- Colombia: Monetary policy views
- Peru: New data point to a weak GDP number for June
COLOMBIA: MONETARY POLICY VIEWS
Central banks continue to be in the spotlight across the world. The Fed is finally expected to start its easing cycle at its September 2024 decision, the BoC, BoE, and ECB have already started, and Latam countries are in the midst of policy rate normalization. However, uncertainty around the timing and the pace of the easing cycle is rising and economic surprises are driving significant volatility across markets as each piece of information contributes to model expectations about whether the economy, especially the US’s is facing a soft, hard, or no landing. What is true is that the main topic of conversation is around monetary policy rates.
In Colombia, BanRep has shown that graduality and patience in the policy rate normalization is the necessary strategy given elevated uncertainty in domestic and international inflation, while market volatility has resulted in unusual FX volatility. The recent Monetary Policy Report, with information up to May, ratifies the graduality approach, however things can change quickly, the most recent example was the US employment data that brought into the conversation the possibility of having a more aggressive Fed easing cycle. In Colombia, we had our own episode of unexpected deterioration in the labour market: in June nationwide unemployment jumped by 1ppts to 10.3% with employment destruction at the margin of 131 thousand y/y (-43 thousand in S.A. terms). Thus, is it possible that the new data can trigger a more aggressive path for BanRep’s easing cycle?
The next BanRep meeting will be on September 30th, while the Fed’s meeting is on September 18th, which can bring some easing to BanRep’s board to increase the speed of the easing cycle if the Fed confirms the dovish tone due to weaker economic activity in the US. On the domestic front, services data is already showing a weaker performance, in fact, in June the services sector destroyed 177k employments y/y, implying that tertiary sectors are no longer boosting Colombian economic activity, which also would help core inflation to decelerate faster. Additionally, inflation expectations measured by analysts’ surveys and BEIs put headline inflation within the target range by June next year, dissipating somehow, credibility issues that for now, are the main concern for the majority of BanRep.

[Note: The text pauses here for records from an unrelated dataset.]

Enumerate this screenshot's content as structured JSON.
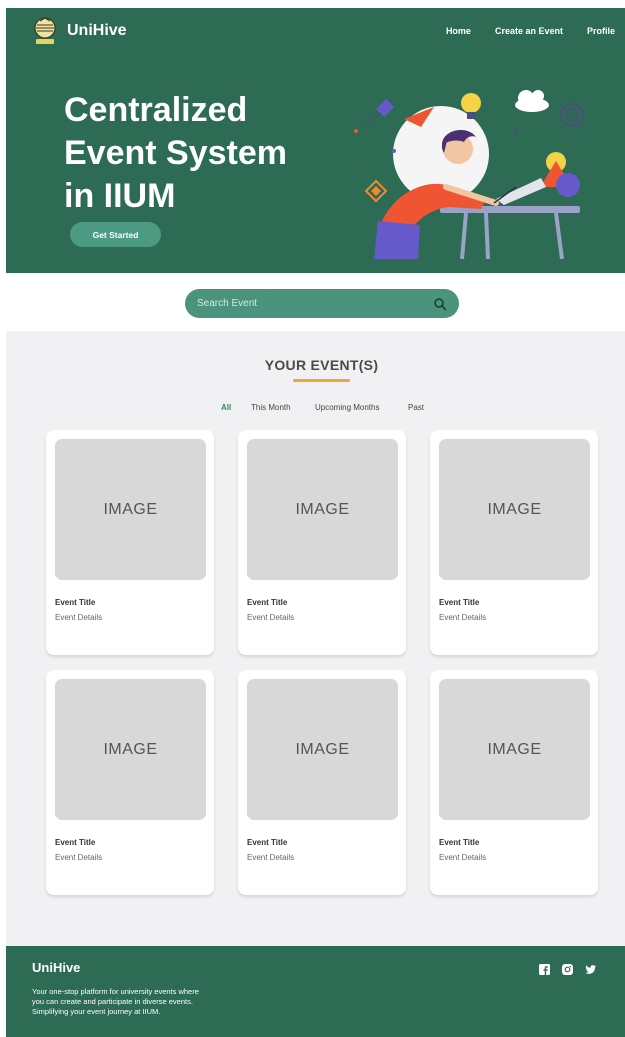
{
  "brand": "UniHive",
  "nav": {
    "items": [
      {
        "label": "Home"
      },
      {
        "label": "Create an Event"
      },
      {
        "label": "Profile"
      }
    ]
  },
  "hero": {
    "title_lines": [
      "Centralized",
      "Event System",
      "in IIUM"
    ],
    "cta_label": "Get Started"
  },
  "search": {
    "placeholder": "Search Event",
    "value": ""
  },
  "events": {
    "heading": "YOUR EVENT(S)",
    "filters": [
      {
        "label": "All",
        "active": true
      },
      {
        "label": "This Month",
        "active": false
      },
      {
        "label": "Upcoming Months",
        "active": false
      },
      {
        "label": "Past",
        "active": false
      }
    ],
    "cards": [
      {
        "image_label": "IMAGE",
        "title": "Event Title",
        "details": "Event Details"
      },
      {
        "image_label": "IMAGE",
        "title": "Event Title",
        "details": "Event Details"
      },
      {
        "image_label": "IMAGE",
        "title": "Event Title",
        "details": "Event Details"
      },
      {
        "image_label": "IMAGE",
        "title": "Event Title",
        "details": "Event Details"
      },
      {
        "image_label": "IMAGE",
        "title": "Event Title",
        "details": "Event Details"
      },
      {
        "image_label": "IMAGE",
        "title": "Event Title",
        "details": "Event Details"
      }
    ]
  },
  "footer": {
    "brand": "UniHive",
    "description_lines": [
      "Your one-stop platform for university events where",
      "you can create and participate in diverse events.",
      "Simplifying your event journey at IIUM."
    ],
    "socials": [
      "facebook-icon",
      "instagram-icon",
      "twitter-icon"
    ]
  },
  "colors": {
    "primary_green": "#2d6b55",
    "button_green": "#4d9a83",
    "search_green": "#4a947e",
    "accent_orange": "#f0a530",
    "section_bg": "#f1f1f3",
    "active_filter": "#2d8a6a"
  }
}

Of course data will be key and Colombia will have a lot of it before BanRep’s board decides again. We will have July and August inflation, Q2-2024 GDP growth on August 15th , and July and August labour data. According to our expectations, headline inflation in August will be 6.4% while core inflation will be 5.9%, and although Q2-2024 GDP will show a relatively good growth of 3%, it is going to be rather temporary due to one-timers such as better-than-expected coffee crops this years, statistical base effects on the public sector, and extraordinary electricity production through thermos amid “El Niño” weather phenomenon. Additionally, we will continue to see a lack in the investment part of the economy and a continued weakness in private consumption. All in all, we do see that external and domestic inflation and economic activity data will support an acceleration in the easing cycle path from BanRep by the September meeting, ending 2024 at 8.5% as the monetary policy rate.

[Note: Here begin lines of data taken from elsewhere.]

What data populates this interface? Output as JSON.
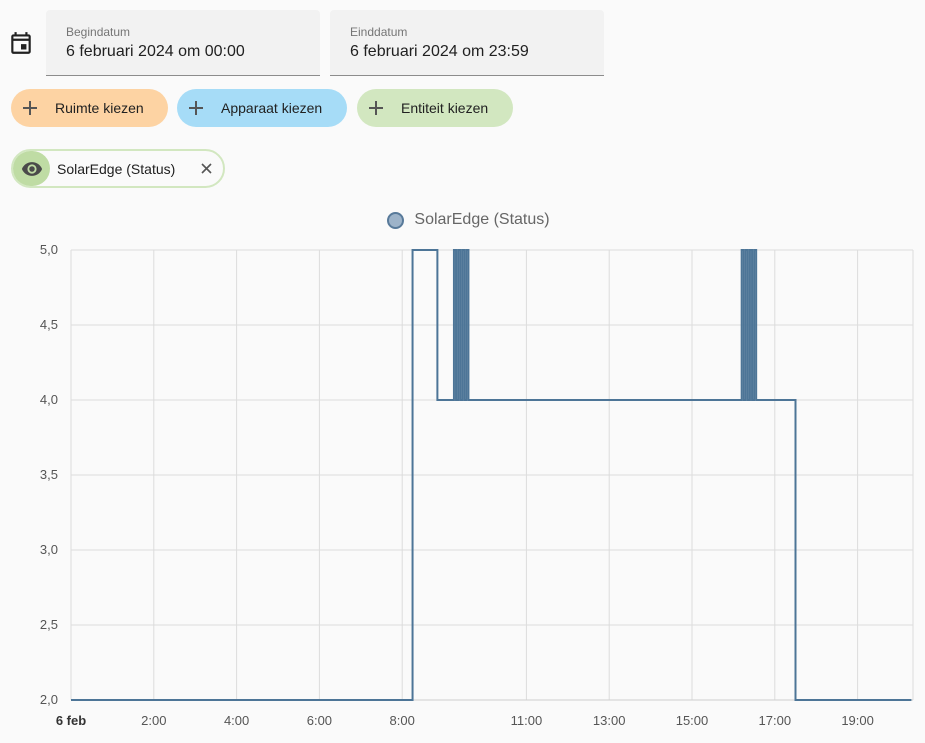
{
  "date_range": {
    "start": {
      "label": "Begindatum",
      "value": "6 februari 2024 om 00:00"
    },
    "end": {
      "label": "Einddatum",
      "value": "6 februari 2024 om 23:59"
    }
  },
  "pickers": {
    "area": {
      "label": "Ruimte kiezen",
      "color": "#fdd3a3"
    },
    "device": {
      "label": "Apparaat kiezen",
      "color": "#a6dcf7"
    },
    "entity": {
      "label": "Entiteit kiezen",
      "color": "#d2e7c0"
    }
  },
  "selected_entity": {
    "label": "SolarEdge (Status)",
    "icon": "eye-icon"
  },
  "icons": {
    "calendar": "calendar-icon",
    "add": "plus-icon",
    "remove": "close-icon"
  },
  "chart_data": {
    "type": "line",
    "step": true,
    "legend": [
      "SolarEdge (Status)"
    ],
    "legend_position": "top-center",
    "series_color": "#4d7597",
    "grid": true,
    "ylim": [
      2.0,
      5.0
    ],
    "xlim": [
      0,
      24
    ],
    "y_ticks": [
      "2,0",
      "2,5",
      "3,0",
      "3,5",
      "4,0",
      "4,5",
      "5,0"
    ],
    "y_tick_values": [
      2.0,
      2.5,
      3.0,
      3.5,
      4.0,
      4.5,
      5.0
    ],
    "x_ticks": [
      "6 feb",
      "2:00",
      "4:00",
      "6:00",
      "8:00",
      "11:00",
      "13:00",
      "15:00",
      "17:00",
      "19:00"
    ],
    "x_tick_hours": [
      0,
      2,
      4,
      6,
      8,
      11,
      13,
      15,
      17,
      19
    ],
    "x_tick_bold": [
      true,
      false,
      false,
      false,
      false,
      false,
      false,
      false,
      false,
      false
    ],
    "series": [
      {
        "name": "SolarEdge (Status)",
        "points": [
          [
            0,
            2
          ],
          [
            8.25,
            5
          ],
          [
            8.85,
            4
          ],
          [
            9.25,
            5
          ],
          [
            9.3,
            4
          ],
          [
            9.35,
            5
          ],
          [
            9.4,
            4
          ],
          [
            9.45,
            5
          ],
          [
            9.5,
            4
          ],
          [
            9.55,
            5
          ],
          [
            9.6,
            4
          ],
          [
            16.2,
            5
          ],
          [
            16.25,
            4
          ],
          [
            16.3,
            5
          ],
          [
            16.35,
            4
          ],
          [
            16.4,
            5
          ],
          [
            16.45,
            4
          ],
          [
            16.5,
            5
          ],
          [
            16.55,
            4
          ],
          [
            17.5,
            2
          ],
          [
            20.3,
            2
          ]
        ]
      }
    ]
  }
}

—Sergio Olarte & Jackeline Piraján
PERU: NEW DATA POINT TO A WEAK GDP NUMBER FOR JUNE
Early sector information for June GDP just keeps getting worse. Agriculture GDP figures for June were released this week, showing a 3.1% y/y decline. This throws our forecast of 2.0% y/y growth for June off track. We now expect something closer to 1.0%. Still positive, but quite a distance from the +5.0% growth of April–May. The decline in growth involved both products for domestic demand and agro-industrial goods. There is a chance that the volatility that we are seeing in agriculture this year (chart 1) reflects the volatile impact of El Niño on the sector last year, especially in terms of generating year-to-year changes in the growth and harvest timing. This volatility may persist for a few months still.
The weak June agriculture growth number adds to other weak early indicators, as stated last week: mining GDP fell 8.1% y/y, in June; cement demand was down 5%, and while fishing (+57%) and public investment (+9%) were both positive, they were much lower than the triple-digit growth figures in fishing and double-digit in public investment, of previous months. In addition, this year there was one day less in June than in 2023, due to a new holiday, although the impact of this should be rather marginal.
There is not much hope that domestic demand sectors will pick up the slack, considering that electricity growth was very weak, 0.6% y/y, in June. July may be better, however, if only because pension fund withdrawals began in late June, and should help bolster consumption to some extent starting in July. There is, therefore, no need to revise our full year GDP growth figure of 3.0%.